The Pittsburgh Post-Gazette is reporting that PennDOT has deleted the test notes for more than 20,000 bridges across the Commonwealth of Pennsylvania. Bridges in the state are given two different ratings in PennDOT inspection reports. In general, bridges are rated as “poor”, “fair” or “good”. There is also a deck rating on a scale of 0 to 9, where 9 is excellent and 0 is bridge failure. Additional notes for the ratio are the real meat and potatoes of the reports as they detail bridge damage and suggest a course of action.

The Western Pennsylvanian newspaper published a recent version of its entire test database, in which more than 3,000 bridges were rated “poor”.

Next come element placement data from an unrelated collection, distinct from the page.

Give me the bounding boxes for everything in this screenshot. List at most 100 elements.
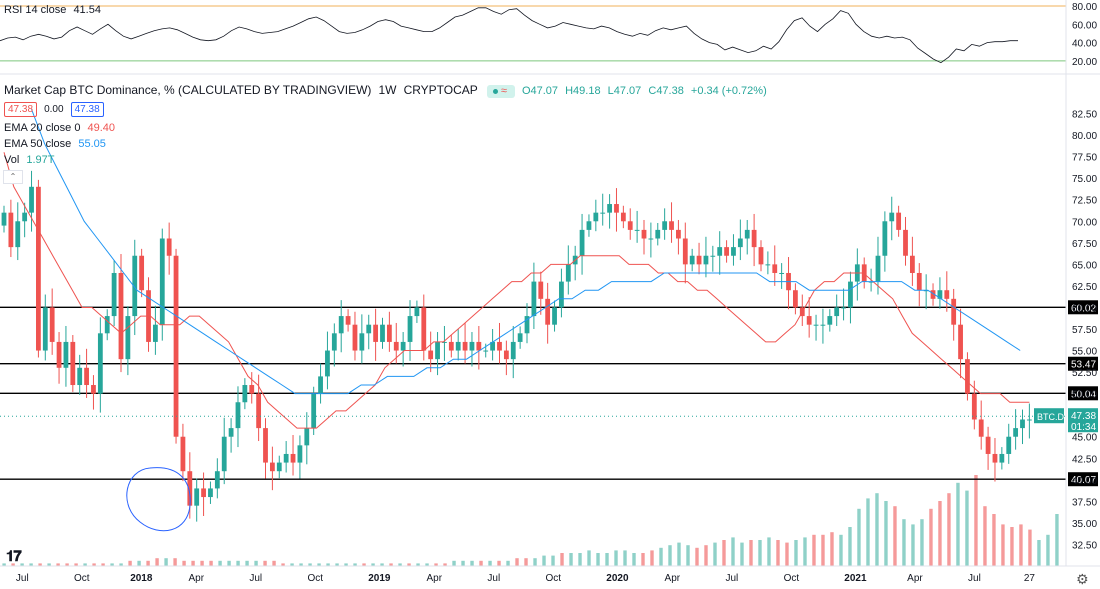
volume-bar (470, 560, 474, 566)
volume-bar (389, 563, 393, 566)
market-status-button[interactable]: ≈ (486, 84, 515, 98)
time-tick-label: Jul (487, 573, 500, 584)
volume-bar (812, 534, 816, 566)
volume-bar (101, 563, 105, 566)
level-badge (1068, 472, 1098, 487)
candle-body (386, 324, 392, 342)
price-axis[interactable]: 82.50 80.00 77.50 75.00 72.50 70.00 67.50 65.00… (0, 0, 1100, 567)
candle-body (208, 488, 213, 498)
volume-bar (983, 506, 987, 566)
volume-bar (155, 558, 159, 566)
ema50-legend[interactable]: EMA 50 close 55.05 (4, 137, 110, 152)
annotations (126, 467, 191, 532)
symbol-header[interactable]: Market Cap BTC Dominance, % (CALCULATED … (4, 83, 771, 99)
horizontal-levels: 60.02 53.47 50.04 40.07 (0, 300, 1098, 487)
rsi-legend[interactable]: RSI 14 close 41.54 (4, 3, 105, 18)
ema20-legend[interactable]: EMA 20 close 0 49.40 (4, 121, 119, 136)
ema20-line (3, 152, 1030, 429)
volume-bar (74, 563, 78, 566)
volume-bar (839, 534, 843, 566)
volume-bar (29, 563, 33, 566)
candle-body (325, 350, 330, 377)
volume-bar (182, 560, 186, 566)
candle-body (593, 212, 599, 222)
candle-body (393, 341, 399, 351)
volume-bar (497, 560, 501, 566)
volume-bar (641, 553, 645, 566)
volume-bar (281, 563, 285, 566)
candle-body (992, 453, 998, 463)
interval-label[interactable]: 1W (378, 83, 397, 97)
volume-bar (317, 563, 321, 566)
candle-body (703, 255, 709, 265)
collapse-legend-icon[interactable]: ⌃ (3, 170, 23, 184)
volume-bar (146, 560, 150, 566)
candle-body (848, 281, 853, 308)
candle-body (63, 341, 69, 368)
settings-gear-icon[interactable]: ⚙ (1076, 571, 1089, 587)
sell-price-button[interactable]: 47.38 (4, 102, 38, 117)
price-tick-label: 40.00 (1072, 476, 1097, 487)
candle-body (263, 428, 268, 463)
volume-bar (425, 563, 429, 566)
rsi-tick-label: 60.00 (1072, 20, 1097, 31)
volume-bar (1001, 524, 1005, 566)
volume-bar (551, 555, 555, 566)
volume-bar (830, 532, 834, 566)
volume-bar (785, 542, 789, 566)
time-tick-label: Oct (784, 573, 800, 584)
candlestick-series (1, 170, 1032, 522)
candle-body (407, 316, 413, 342)
volume-bar (920, 519, 924, 566)
rsi-tick-label: 20.00 (1072, 57, 1097, 68)
price-tick-label: 45.00 (1072, 433, 1097, 444)
candle-body (49, 307, 55, 342)
volume-bar (236, 560, 240, 566)
candle-body (366, 324, 372, 334)
candle-body (442, 341, 447, 343)
candle-body (256, 393, 262, 429)
price-tick-label: 80.00 (1072, 131, 1097, 142)
price-tick-label: 55.00 (1072, 347, 1097, 358)
candle-body (841, 307, 846, 309)
volume-bar (326, 563, 330, 566)
buy-price-button[interactable]: 47.38 (70, 102, 104, 117)
candle-body (682, 238, 688, 265)
candle-body (751, 229, 757, 248)
candle-body (22, 212, 28, 222)
volume-bar (488, 560, 492, 566)
volume-bar (353, 563, 357, 566)
volume-bar (2, 563, 6, 566)
volume-bar (686, 545, 690, 566)
candle-body (187, 471, 193, 506)
volume-bar (119, 563, 123, 566)
candle-body (242, 385, 248, 403)
candle-body (77, 367, 83, 386)
candle-body (276, 462, 282, 472)
volume-bar (128, 560, 132, 566)
volume-bar (650, 550, 654, 566)
candle-body (428, 350, 434, 360)
candle-body (352, 324, 358, 351)
time-axis[interactable]: Jul Oct 2018 Apr Jul Oct 2019 Apr Jul Oct 2020 Apr J… (16, 573, 1035, 584)
tradingview-logo-icon[interactable]: 𝟏𝟕 (6, 548, 22, 565)
ema50-line (31, 109, 1021, 395)
trade-buttons: 47.38 0.00 47.38 (4, 102, 108, 117)
countdown-value: 01:34 (1071, 422, 1096, 433)
candle-body (772, 264, 778, 273)
time-tick-label: Jul (725, 573, 738, 584)
candle-body (510, 341, 516, 360)
price-tick-label: 67.50 (1072, 239, 1097, 250)
price-tick-label: 57.50 (1072, 325, 1097, 336)
volume-bar (173, 558, 177, 566)
price-tick-label: 72.50 (1072, 196, 1097, 207)
volume-bar (110, 563, 114, 566)
candle-body (923, 290, 929, 292)
candle-body (483, 350, 489, 352)
last-price-badge (1068, 408, 1098, 433)
volume-legend[interactable]: Vol 1.97T (4, 153, 59, 168)
rsi-tick-label: 40.00 (1072, 39, 1097, 50)
volume-bar (938, 501, 942, 566)
candle-body (42, 307, 48, 351)
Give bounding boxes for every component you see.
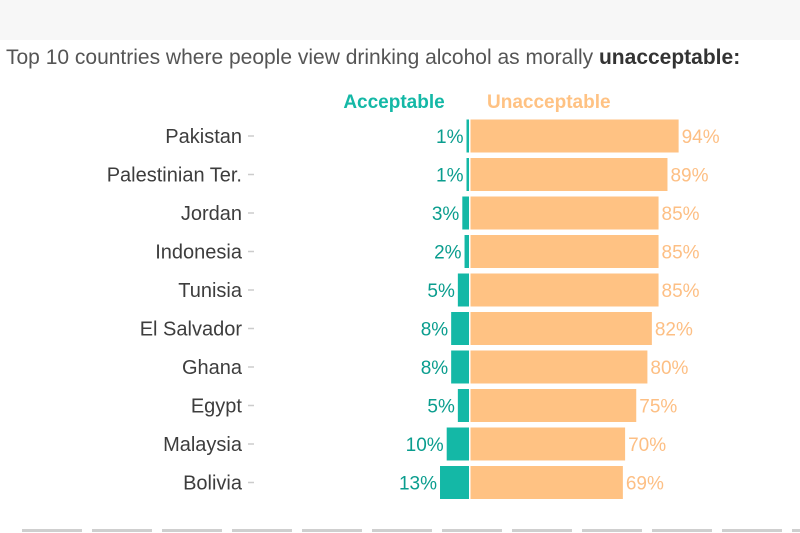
bar-unacceptable-palestinian-ter bbox=[470, 158, 668, 191]
title-text: Top 10 countries where people view drink… bbox=[6, 46, 599, 69]
country-label-palestinian-ter: Palestinian Ter. bbox=[107, 165, 242, 187]
country-label-malaysia: Malaysia bbox=[163, 434, 243, 456]
bar-acceptable-pakistan bbox=[466, 119, 469, 153]
bar-acceptable-malaysia bbox=[446, 427, 469, 461]
value-label-acceptable-el-salvador: 8% bbox=[421, 320, 449, 341]
value-label-unacceptable-el-salvador: 82% bbox=[655, 320, 693, 341]
country-label-ghana: Ghana bbox=[182, 357, 243, 379]
value-label-acceptable-malaysia: 10% bbox=[406, 435, 444, 456]
value-label-unacceptable-malaysia: 70% bbox=[628, 435, 666, 456]
bar-acceptable-ghana bbox=[451, 350, 469, 384]
value-label-unacceptable-tunisia: 85% bbox=[662, 281, 700, 302]
country-label-egypt: Egypt bbox=[191, 396, 243, 418]
bar-acceptable-palestinian-ter bbox=[466, 158, 469, 191]
bar-unacceptable-el-salvador bbox=[470, 312, 652, 345]
value-label-unacceptable-indonesia: 85% bbox=[662, 243, 700, 264]
source-footer bbox=[22, 525, 800, 533]
bar-unacceptable-ghana bbox=[470, 350, 648, 384]
value-label-acceptable-palestinian-ter: 1% bbox=[436, 166, 464, 187]
value-label-unacceptable-bolivia: 69% bbox=[626, 474, 664, 495]
value-label-acceptable-egypt: 5% bbox=[427, 397, 455, 418]
bar-acceptable-indonesia bbox=[464, 235, 469, 268]
bar-unacceptable-bolivia bbox=[470, 466, 623, 499]
bar-unacceptable-tunisia bbox=[470, 273, 659, 307]
bar-unacceptable-pakistan bbox=[470, 119, 679, 153]
value-label-acceptable-pakistan: 1% bbox=[436, 127, 464, 148]
top-band bbox=[0, 0, 800, 40]
country-label-bolivia: Bolivia bbox=[183, 473, 243, 495]
bar-acceptable-tunisia bbox=[457, 273, 469, 307]
value-label-acceptable-ghana: 8% bbox=[421, 358, 449, 379]
bar-unacceptable-egypt bbox=[470, 389, 637, 422]
value-label-acceptable-tunisia: 5% bbox=[427, 281, 455, 302]
value-label-unacceptable-palestinian-ter: 89% bbox=[670, 166, 708, 187]
country-label-indonesia: Indonesia bbox=[155, 242, 243, 264]
bar-acceptable-bolivia bbox=[440, 466, 469, 499]
country-label-el-salvador: El Salvador bbox=[140, 319, 243, 341]
country-label-tunisia: Tunisia bbox=[178, 280, 243, 302]
chart-title: Top 10 countries where people view drink… bbox=[6, 46, 800, 70]
value-label-acceptable-bolivia: 13% bbox=[399, 474, 437, 495]
bar-unacceptable-malaysia bbox=[470, 427, 626, 461]
value-label-acceptable-jordan: 3% bbox=[432, 204, 460, 225]
country-label-pakistan: Pakistan bbox=[165, 126, 242, 148]
legend-acceptable: Acceptable bbox=[343, 92, 444, 113]
value-label-acceptable-indonesia: 2% bbox=[434, 243, 462, 264]
value-label-unacceptable-jordan: 85% bbox=[662, 204, 700, 225]
title-emphasis: unacceptable: bbox=[598, 46, 741, 69]
value-label-unacceptable-egypt: 75% bbox=[639, 397, 677, 418]
bar-acceptable-el-salvador bbox=[451, 312, 469, 345]
bar-acceptable-egypt bbox=[457, 389, 469, 422]
value-label-unacceptable-ghana: 80% bbox=[650, 358, 688, 379]
legend-unacceptable: Unacceptable bbox=[487, 92, 611, 113]
country-label-jordan: Jordan bbox=[181, 203, 242, 225]
bar-unacceptable-jordan bbox=[470, 196, 659, 230]
bar-unacceptable-indonesia bbox=[470, 235, 659, 268]
value-label-unacceptable-pakistan: 94% bbox=[682, 127, 720, 148]
bar-acceptable-jordan bbox=[462, 196, 469, 230]
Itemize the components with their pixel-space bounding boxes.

PennDOT has stated that it deletes the information because the agency feels the publicly available data poses a security risk. Cheryl Moon-Sirianni, a PennDOT executive, told The Post-Gazette“You wouldn’t believe people who want to do harm and try to do things to hurt others and we are reluctant to put test reports out there that will show there is weakness in the structure, lest anyone that might do something at that location. ”

The idea that someone would use test data to plan a terrorist attack is absurd. Based on test data and recent events, motorists are more likely to be harmed by a self-defeating bridge. People will be able to learn the condition of the bridges they are driving across and use that information to advocate for repairs and improvements to the general infrastructure.